Illuminating the night sky with a brilliant splash of fire; an Orbital ATK Minotaur 4 rocket, carrying the surveillance satellite of U.S. Military, the ORS-5 Satellite penetrated into the sky in early Saturday.
The rocket’s first stage ignited at 2:04 a.m. (EDT). After 10 minutes of the igniting of the fourth one, the fifth stage of the rocket propelled to circularize the flight path at 372 miles and to eradicate the slope, putting the spaceship on a route directly over the equator.

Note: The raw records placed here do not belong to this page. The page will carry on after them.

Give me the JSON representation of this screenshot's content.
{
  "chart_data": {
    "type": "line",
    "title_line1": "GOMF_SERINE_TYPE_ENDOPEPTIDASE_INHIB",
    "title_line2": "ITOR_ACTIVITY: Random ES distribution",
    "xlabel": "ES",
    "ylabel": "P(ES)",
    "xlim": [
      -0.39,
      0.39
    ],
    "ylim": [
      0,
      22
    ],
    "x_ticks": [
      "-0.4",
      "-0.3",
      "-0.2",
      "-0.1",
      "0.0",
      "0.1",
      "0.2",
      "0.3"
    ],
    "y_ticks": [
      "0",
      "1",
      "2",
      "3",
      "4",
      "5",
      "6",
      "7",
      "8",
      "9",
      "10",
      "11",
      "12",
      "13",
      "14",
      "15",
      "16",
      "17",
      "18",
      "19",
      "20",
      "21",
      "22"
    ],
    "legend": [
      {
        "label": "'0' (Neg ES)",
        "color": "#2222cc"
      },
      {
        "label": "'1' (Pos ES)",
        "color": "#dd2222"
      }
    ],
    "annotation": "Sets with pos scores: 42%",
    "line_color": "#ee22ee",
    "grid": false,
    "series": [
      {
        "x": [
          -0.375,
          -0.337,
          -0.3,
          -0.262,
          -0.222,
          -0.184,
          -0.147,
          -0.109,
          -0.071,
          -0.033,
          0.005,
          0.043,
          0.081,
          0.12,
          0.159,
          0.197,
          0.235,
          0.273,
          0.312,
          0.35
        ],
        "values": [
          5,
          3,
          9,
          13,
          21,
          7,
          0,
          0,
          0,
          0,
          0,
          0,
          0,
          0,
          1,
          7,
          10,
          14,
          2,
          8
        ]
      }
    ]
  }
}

A rocket making its first appearance on the Space Coast aims to blast off late Friday from a pad last used almost 19 years ago. “With a ideal track record of 26 successful launches, the Minotaur family has proven to be a valuable and reliable asset for the Department of Defense”.
The Air Force procured the Minotaur rockets through the Orbital Suborbital Program-3 contract managed by Kirtland AFB.
“Orbital ATK has launched almost 100 space launch and strategic rockets for the U.S. Air Force”, said Scott Lehr, President of Orbital ATK’s Flight Systems Group.
The ORS-5 launch was the sixth Minotaur IV flight. The Minotaur 4 is capable of launching payloads up to 4,000 lbs.
Atop the solid-fueled rocket featuring several decommissioned Peacekeeper missile stages sits SensorSat, a coffee table-sized Air Force spacecraft described as a “satellite wrapped around a telescope”. And it will do this on the relative cheap: ORS-5 was developed and launched for less than $100 million, Col. Shahnaz Punjani, director of the Air Force’s Operationally Responsive Space office, said during Orbital ATK’s launch webcast this morning.
“It’s sort of analogous to a surveillance radar at an airport, which goes around and around and around and around, surveilling the domain”, said Grant Stokes of the Massachusetts Institute of Technology’s Lincoln Laboratory, which built the satellite.
“From this orbit, ORS-5 will deliver timely, reliable and accurate space situational awareness information to the United States Strategic Command through the Joint Space Operations Center”.
Space Florida President and CEO Frank DiBello hopes more Minotaurs and potentially other small rockets will keep Complex 46 busy after that. Its portfolio includes the Global Positioning System, military satellite communications, defense meteorological satellites, space launch and range systems, satellite control networks, space based infrared systems and space situational awareness capabilities.
“We are excited to see the pad reignite with activity, and look forward to hosting Orbital ATK and other launch providers as we enter a new season of life for this historic facility”, DiBello said.